96% of the city of Helsinki's carbon dioxide emissions come from the energy consumption in its public buildings.
How much electricity and district heat were consumed in a local school or library yesterday? The new Nuuka Open API, now open for testing, can now be used to retrieve hourly electricity and heat consumption data for approximately 1,700 service buildings in the City of Helsinki. The ambition is to accelerate Helsinki's journey towards becoming a carbon-neutral city.
"Helsinki schools, kindergartens, libraries, hospitals, and hospice buildings" list leading energy expert Veera Sevander, public buildings, whose energy consumption information is now available to anyone interested."
The new open interface service was presented to application developers at the Helsinki Loves Developers event in February 2020. The event brought together amateur coders and software companies in the city hall.
The city of Helsinki has been tracking the energy consumption of its buildings since the 1980s. With the carbon-neutral Helsinki 2035 program, consumption-monitoring has become an increasingly important tool. Veera Sevander reminded listeners at Helsinki Loves Developers that the heating of the public buildings alone will produce the lion's share, 56 percent, of Helsinki's greenhouse gas emissions. Far behind are both traffic and the use of electricity. "And a staggering 96% of the City Group's carbon dioxide emissions come from the energy consumption of its public properties. So, let's talk about this huge pot," Sevander says.

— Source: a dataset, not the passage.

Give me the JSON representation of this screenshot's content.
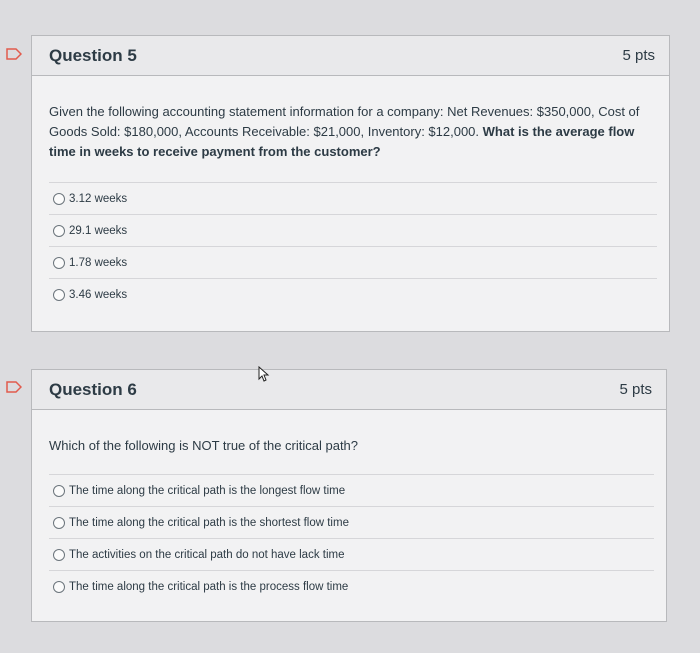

All buildings data accessible in one place
The city of Helsinki implemented the new Nuuka platform in spring 2019, for centralized monitoring of energy consumption and conditions in its public buildings. It makes all the information from the city's public buildings accessible in one platform. The system is already collecting energy consumption data on the building stock of the entire city and will soon also include water consumption and waste volumes. The system also collects data on the indoor conditions of buildings, such as temperature, carbon dioxide levels, volatile organic compounds, and fine particle concentrations. In a few buildings, the system also provides user satisfaction information.
The data is being utilized in many ways. System alarms help respond to problems detected in buildings, while accurate energy consumption information enables improvement of the energy efficiency in the buildings. "The ultimate goal, according to Sevander, is to turn urban properties into intelligent buildings whose HVAC systems are controlled, based on the real-time measurement and indoor climate information."
Olli Parkkonen, Head of business development at Nuuka Solutions, says that many property owners complain about challenges in accessing their data. "Information is in silos, scattered across different information systems. As a result, sharing information becomes difficult, as is utilizing it, Parkkonen describes. Helsinki's new real-time data platform makes the same information accessible to everyone involved, from building owners and users to maintenance."
The open data is already making a difference
The city of Helsinki has long been a pioneer in opening up public data in the towns to everyone. But, what can you do with the energy consumption information of buildings? The question was answered at the seminar by application developer Juha Yrjölä. The Yrjölä system harnesses the Nuuka Open API's hourly energy consumption data and combines it with weather data from the Finnish Meteorological Institute. Then, based on historical data, it simulates the size of an optimal solar power plant for each of the 1,700 service buildings in the city.
"The profitability of a solar photovoltaic investment is significantly affected by the property's electricity consumption, says Juha Yrjölä, the best investment for a rooftop solar power plant is in properties that have the highest electricity consumption during the day and especially during the light season."
In the workshop section of the Helsinki Loves Developers event, participants got to think about how to use the new API. The discussions were around, for example, combining weather data and consumption data from the Nuuka Open API.
On Sevander's wish list is to get as much user feedback as possible from the now released test version of the API and the data it contains. Based on this, the production version of the API will be built. When the final interface is released in the HRI data catalog in the spring, the interface builders can only wait for the excitement of what applications will emerge in the hands of skilled coders.
"I look forward to some interface user providing the city with something we did not even know that we wanted," says Veera Sevander, leading energy expert of the city of Helsinki. Application developers appraise the opening of public data repositories through APIs, as various web and mobile applications now can search the open interfaces for the data they need with specific queries, and for that, the information provided always will be up to date.